As per a report from Nomura (dated March 17), the Fed can meet the requirement of no material credit risk in two ways:
First, the agency may go ahead with lending without any extra support, if the amount of credit provided is well below the fundamental value of the assets, which are given as collateral.
“This is essentially about the size of the ‘haircut’ the Fed gets for its lending,” the Nomura report says.
Also, the Fed may go for financing asset purchases under 13(3) without needing any extra credit protection if the prices of assets “are sufficiently depressed.” As per the Nomura analysts, lending on such terms is effective only if the “asset prices are extremely depressed.”
Second, Nomura analysts say it would be relatively easier for the Fed to lend under 13(3) if it has enough credit protection. Meaning, there is another entity to absorb the loss first. This would help lower the risk for the Fed. For the CPFF facility, the Treasury has already provided the first loss protection of $10 billion via the Exchange Stabilization Fund.
During the 2008 financial crisis, the Fed made use of the Treasury’s Troubled Asset Relief Program (TARP) to offer credit protection for several programs under 13(3).
More measures to fight recession
There have also been suggestions that the Fed will use its authority to extend credit to affected households and businesses. Nomura analysts, however, believe that such plans may prove challenging when it comes to implementation.
Such programs require assessing the credit risk on loans to businesses and individuals. Considering the high standards that the Fed has to follow under the 13(3) program, such a measure may prove ineffective.
“Given the rigorous standards the Fed has to adhere to it is not obvious that the best to support such credit is through a 13(3) program,” the report says.

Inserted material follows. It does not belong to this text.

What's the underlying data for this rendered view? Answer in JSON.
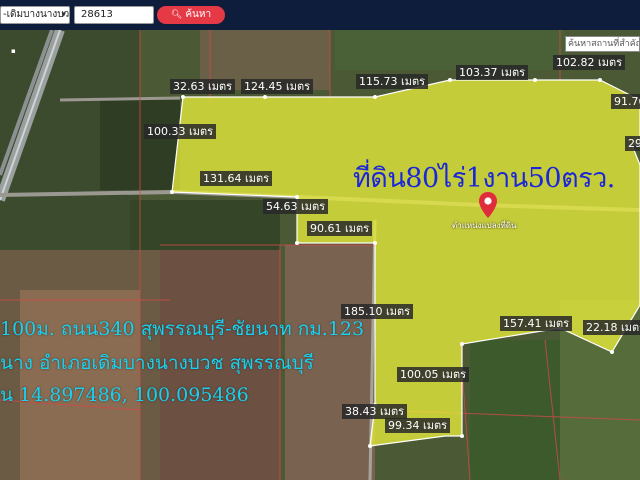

Also, Nomura analysts expect Congress to eventually add more options to what the Fed can buy through the traditional asset purchase program. There have been talks about giving authority to buy assets, including corporate debt and equities.
Additionally, the Nomura analysts also talked of a possibility of Congress making changes to Chapter 14 of the Federal Reserve Act to allow the agency to purchase risky assets without any fiscal support. “But we think this is unlikely to occur at this time,” the report noted.